Among the who’s who of clients served by Ries, who was inducted into the American Marketing Association’s Hall of Fame in 2016, are Apple, Walt  Disney Co., Frito-Lay, Ford Motor Co., Microsoft, Papa Johns, Samsung, Siemens and Unilever.

Highly quotable and outspoken, Ries was known as a maverick in the industry. Trout & Ries worked directly with marketers, which was sometimes perceived as circumventing agencies, which then were charged with executing their positioning ideas. Consider this 1994 comment from Kevin O'Neill, then exec VP and chief creative officer at Lintas, New York, about Trout & Ries: “They position themselves as the Moses of the marketing world.”  

Unflappable as always, Ries responded, "Many times, an agency refuses to accept a strategy because it wasn't 'invented here.’”

Ries, in fact, came from an agency background. The Indianapolis native began his career with General Electric but moved to New York to join Needham Louis & Broby and later Marsteller Inc. In 1963, he founded Ries Cappiello Colwell, an ad agency that later evolved into the consultancy Trout & Ries.

Among the strategies credited to Trout & Ries: Proposing Southwest change its name to sound less regional (it didn’t); suggesting Conductor Software change its name to Contact Software (it did, and sales leaped from $1 million to $20 million); recommending Carvel add Ice Cream Bakery to its name (it did). "They know how to get at the essence of a brand, and they are never hesitant to express their point of view,” said Syl Sosnowski, who was Carvel's VP of marketing, in a 1994 Ad Age story.

“They make it simple for clients," said Dick Costello, then president of TBWA New York in that same story. "Their genius is getting rid of the extraneous stuff and boiling it down to the essence."

The duo was also credited for creating Burger King’s “broiled, not fried” positioning in 1982.

Their ideas weren’t always popular. “They were hotly controversial in the ‘70s,” said Laura Ries. “People thought he and Jack were crazy to speak up” on some topics—for example, the pair stumped against the concept of line extensions such as Bud Light.

Sometimes the solution to a marketing problem found by the consultancy was right in front of a client’s nose. A 1984 Ad Age story recounted Trout & Ries asking KPMG “why so many flags and globes showed up on the communications materials” and were told that “KPMG was the worldwide leader in terms of billings—a position the firm never promoted.” That led to a $10 million global positioning campaign. 

Consulting assignments like KPMG’s piled up at Trout & Ries’ doorstep as they moved from client to client. "We're like a pair of gunfighters who, once we've cleaned things up, ride off to the next town,” Trout, who died in 2017, was quoted as saying in that same 1994 story.
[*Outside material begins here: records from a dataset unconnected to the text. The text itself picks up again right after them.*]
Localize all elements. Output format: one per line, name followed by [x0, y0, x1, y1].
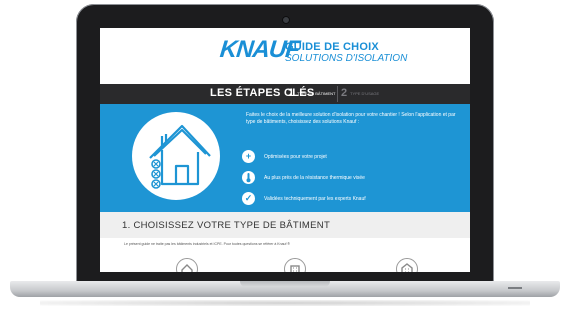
laptop-vent [508, 287, 522, 289]
plus-icon: + [242, 150, 255, 163]
camera-icon [282, 16, 290, 24]
insulated-house-icon [149, 124, 211, 189]
section-header: 1. CHOISISSEZ VOTRE TYPE DE BÂTIMENT [100, 212, 470, 238]
feature-text: Optimisées pour votre projet [264, 154, 327, 160]
guide-title: GUIDE DE CHOIX [285, 41, 379, 53]
building-type-option[interactable] [176, 258, 198, 272]
section-note: Le présent guide ne traite pas les bâtim… [124, 242, 291, 246]
laptop-shadow [40, 300, 530, 306]
feature-item: Au plus près de la résistance thermique … [242, 171, 442, 185]
apartment-building-icon [401, 263, 413, 272]
hero-intro-text: Faites le choix de la meilleure solution… [246, 112, 456, 125]
building-type-option[interactable] [396, 258, 418, 272]
step-divider [337, 86, 338, 102]
step-2-number[interactable]: 2 [341, 87, 347, 99]
section-title: 1. CHOISISSEZ VOTRE TYPE DE BÂTIMENT [122, 220, 331, 231]
site-header: KNAUF GUIDE DE CHOIX SOLUTIONS D'ISOLATI… [100, 28, 470, 84]
feature-item: ✓ Validées techniquement par les experts… [242, 192, 442, 206]
feature-text: Validées techniquement par les experts K… [264, 196, 366, 202]
feature-text: Au plus près de la résistance thermique … [264, 175, 365, 181]
step-2-label[interactable]: TYPE D'USAGE [350, 91, 379, 96]
office-building-icon [290, 265, 300, 272]
step-1-number[interactable]: 1 [288, 87, 294, 99]
laptop-screen: KNAUF GUIDE DE CHOIX SOLUTIONS D'ISOLATI… [100, 28, 470, 272]
thermometer-icon [242, 171, 255, 184]
feature-item: + Optimisées pour votre projet [242, 150, 442, 164]
building-type-option[interactable] [284, 258, 306, 272]
hero-banner: Faites le choix de la meilleure solution… [100, 104, 470, 212]
steps-bar: LES ÉTAPES CLÉS 1 TYPE DE BÂTIMENT 2 TYP… [100, 84, 470, 104]
check-icon: ✓ [242, 192, 255, 205]
house-icon [181, 264, 193, 272]
guide-subtitle: SOLUTIONS D'ISOLATION [285, 53, 408, 64]
step-1-label[interactable]: TYPE DE BÂTIMENT [297, 91, 335, 96]
hero-illustration [132, 112, 220, 200]
laptop-opening-notch [240, 281, 330, 287]
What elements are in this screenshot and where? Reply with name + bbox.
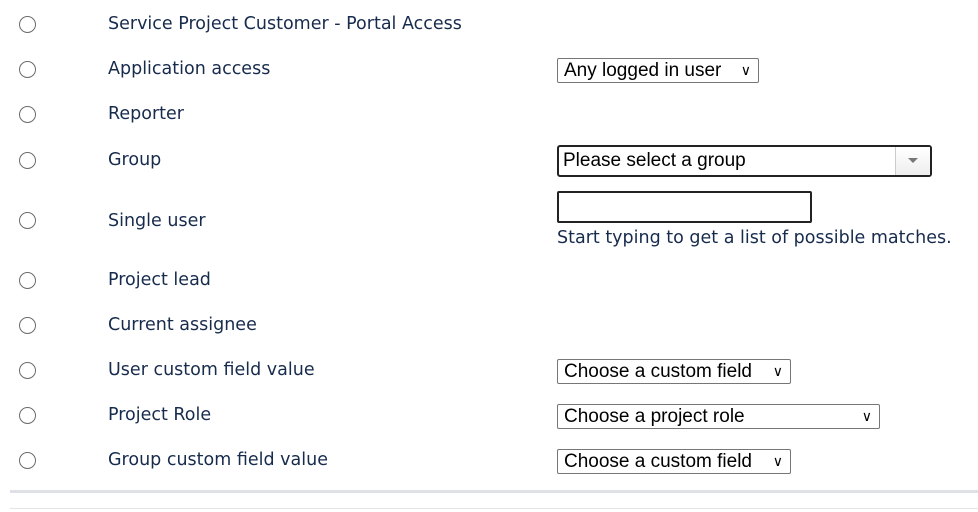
single-user-hint: Start typing to get a list of possible m… [557, 228, 952, 248]
radio-user-custom-field[interactable] [19, 362, 36, 379]
option-label: Group [108, 150, 162, 170]
chevron-down-icon: ∨ [772, 363, 783, 379]
option-label: Reporter [108, 104, 184, 124]
select-value: Choose a custom field [564, 361, 752, 382]
user-custom-field-select[interactable]: Choose a custom field ∨ [557, 359, 791, 384]
option-label: Group custom field value [108, 450, 328, 470]
radio-application-access[interactable] [19, 61, 36, 78]
radio-project-role[interactable] [19, 407, 36, 424]
chevron-down-icon: ∨ [740, 62, 751, 78]
radio-group[interactable] [19, 152, 36, 169]
radio-reporter[interactable] [19, 106, 36, 123]
option-label: User custom field value [108, 360, 315, 380]
option-label: Current assignee [108, 315, 257, 335]
radio-current-assignee[interactable] [19, 317, 36, 334]
select-value: Any logged in user [564, 60, 722, 81]
select-value: Choose a project role [564, 406, 745, 427]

Ries parted ways with Trout not long after to set up shop with his daughter Laura under the Ries & Ries shingle, which eventually expanded into China and rebranded as simply Ries. The consultancy will continue to operate under Laura Ries as consulting chairman and Simon Zheng in China as consulting CEO. 

“He was everything to me. My father, my mentor, my partner,” said Laura Ries. “He loved his family and his work and with me those two collided. The education he gave me was priceless.”

“He worked for international brands and he himself became one known around the world,” added Laura Ries. “That in itself is an accomplishment.”

In addition to Laura, Mr. Ries is survived by his wife of 55 years Mary Lou Ries, his other children Charles Ries, Dorothy Ries Faison and Barbara Tien, along with nine grandchildren and four great-grandchildren.

In recent years, Al and Laura Ries conducted many seminars and tours with Italian marketing entrepreneur Frank Merenda, who had this to say about Al Ries: “There are many marketers. But there will always be only one Al Ries.”